Kegiatan yang berlangsung pada hari Minggu ini diinisiasi oleh Marsekal TNI (Purn) Ida Bagus Putu Dunia. Dalam keterangan resminya yang disampaikan dari Denpasar, Putu Dunia menjelaskan bahwa doa bersama tersebut tidak semata-mata ditujukan untuk pemulihan atas rentetan bencana alam yang belakangan melanda berbagai penjuru tanah air. Ada ikhtiar lebih besar yang menjadi inti: mengawal secara rohani pembangunan Bandara Internasional Bali Utara, proyek infrastruktur yang kini semakin mendapat tempat dalam agenda nasional.
“Pembangunan bandara ini bukanlah agenda parsial atau kepentingan daerah semata. Ini adalah upaya strategis bagi keberlanjutan dan masa depan Indonesia secara keseluruhan,” tegas Putu Dunia. Ia menyoroti betapa selama puluhan tahun, beban pariwisata nasional hampir sepenuhnya ditopang oleh Bali Selatan. Ketimpangan ini dinilai tidak lagi sehat, baik bagi kelestarian alam Bali maupun keseimbangan pembangunan nasional.

Bandara I Gusti Ngurah Rai, sebagai gerbang utama masuknya wisatawan internasional, kini menghadapi batasan struktural yang semakin nyata. Dikelilingi laut di satu sisi dan permukiman padat di sisi lain, ruang ekspansi fisik bandara tersebut sangat terbatas. Tekanan kapasitas penumpang yang terus melonjak—terutama pada musim puncak—menyebabkan risiko kemacetan udara, keterlambatan penerbangan, serta beban lingkungan yang berlipat. Akibatnya, kemacetan darat di Bali Selatan menjadi kronis, daya dukung alam terancam, sementara wilayah utara, barat, dan timur Bali masih tertinggal dalam hal pembangunan ekonomi dan infrastruktur.
Dalam pandangan Putu Dunia, kehadiran Bandara Internasional Bali Utara—yang lokasinya berada di kawasan pesisir Kubutambahan—bukan sekadar solusi teknis untuk mengurangi beban bandara selatan.
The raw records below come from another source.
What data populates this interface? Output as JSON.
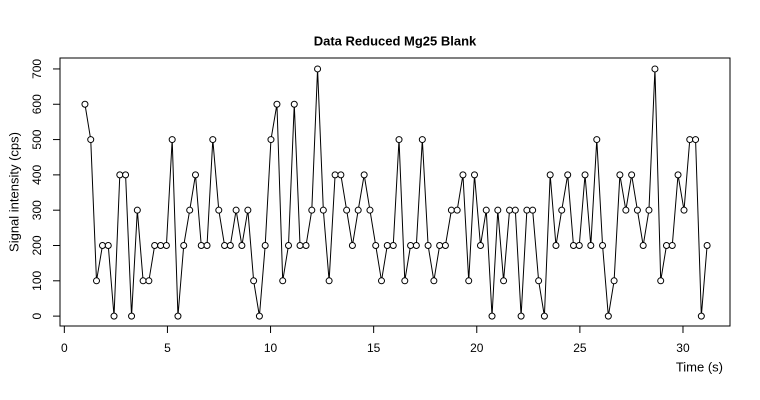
{
  "chart_data": {
    "type": "line",
    "title": "Data Reduced Mg25 Blank",
    "x_label": "Time (s)",
    "y_label": "Signal intensity (cps)",
    "x": [
      1.0,
      1.28,
      1.56,
      1.85,
      2.13,
      2.41,
      2.69,
      2.97,
      3.26,
      3.54,
      3.82,
      4.1,
      4.38,
      4.67,
      4.95,
      5.23,
      5.51,
      5.79,
      6.08,
      6.36,
      6.64,
      6.92,
      7.2,
      7.49,
      7.77,
      8.05,
      8.33,
      8.61,
      8.9,
      9.18,
      9.46,
      9.74,
      10.02,
      10.31,
      10.59,
      10.87,
      11.15,
      11.43,
      11.72,
      12.0,
      12.28,
      12.56,
      12.84,
      13.13,
      13.41,
      13.69,
      13.97,
      14.25,
      14.54,
      14.82,
      15.1,
      15.38,
      15.66,
      15.95,
      16.23,
      16.51,
      16.79,
      17.07,
      17.36,
      17.64,
      17.92,
      18.2,
      18.48,
      18.77,
      19.05,
      19.33,
      19.61,
      19.89,
      20.18,
      20.46,
      20.74,
      21.02,
      21.3,
      21.59,
      21.87,
      22.15,
      22.43,
      22.71,
      23.0,
      23.28,
      23.56,
      23.84,
      24.12,
      24.41,
      24.69,
      24.97,
      25.25,
      25.53,
      25.82,
      26.1,
      26.38,
      26.66,
      26.94,
      27.23,
      27.51,
      27.79,
      28.07,
      28.35,
      28.64,
      28.92,
      29.2,
      29.48,
      29.76,
      30.05,
      30.33,
      30.61,
      30.89,
      31.17
    ],
    "values": [
      600,
      500,
      100,
      200,
      200,
      0,
      400,
      400,
      0,
      300,
      100,
      100,
      200,
      200,
      200,
      500,
      0,
      200,
      300,
      400,
      200,
      200,
      500,
      300,
      200,
      200,
      300,
      200,
      300,
      100,
      0,
      200,
      500,
      600,
      100,
      200,
      600,
      200,
      200,
      300,
      700,
      300,
      100,
      400,
      400,
      300,
      200,
      300,
      400,
      300,
      200,
      100,
      200,
      200,
      500,
      100,
      200,
      200,
      500,
      200,
      100,
      200,
      200,
      300,
      300,
      400,
      100,
      400,
      200,
      300,
      0,
      300,
      100,
      300,
      300,
      0,
      300,
      300,
      100,
      0,
      400,
      200,
      300,
      400,
      200,
      200,
      400,
      200,
      500,
      200,
      0,
      100,
      400,
      300,
      400,
      300,
      200,
      300,
      700,
      100,
      200,
      200,
      400,
      300,
      500,
      500,
      0,
      200
    ],
    "color": "#000000",
    "xlim": [
      -0.21,
      32.28
    ],
    "xticks": [
      0,
      5,
      10,
      15,
      20,
      25,
      30
    ],
    "ylim": [
      -28,
      731
    ],
    "yticks": [
      0,
      100,
      200,
      300,
      400,
      500,
      600,
      700
    ]
  }
}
Proyek ini dipandang sebagai instrumen korektif menuju pemerataan yang lebih adil. “Kita perlu mengawalnya tidak hanya lewat kebijakan dan regulasi, tetapi juga melalui doa dan restu spiritual dari para tokoh adat serta pemuka agama. Ini agar pembangunan berjalan selaras dengan harmoni alam, budaya, dan masyarakat,” ujarnya.
Baca juga : Ribuan Umat Hindu Berdoa di Joglo Pesantren: Klaten Menulis Babak Baru Harmoni Lintas Iman
Upacara doa di Pura Penyusuhan ini mencerminkan pendekatan holistik yang khas Bali: menggabungkan aspek material pembangunan dengan dimensi spiritual dan budaya. Para penglingsir, sulinggih, dan pedanda yang hadir mewakili kearifan leluhur, sementara keikutsertaan tokoh lintas agama memperkuat pesan persatuan nasional. Kegiatan semacam ini diharapkan menjadi pengingat bahwa pembangunan infrastruktur besar harus berpijak pada nilai-nilai luhur, termasuk menjaga keseimbangan ekosistem dan pemerataan kesejahteraan bagi seluruh penjuru pulau.
Dengan proyek Bandara Internasional Bali Utara yang kini masuk dalam prioritas nasional, doa bersama ini menjadi salah satu bentuk ikhtiar awal agar realisasi proyek berjalan lancar, berkelanjutan, dan membawa manfaat luas bagi Bali serta Indonesia.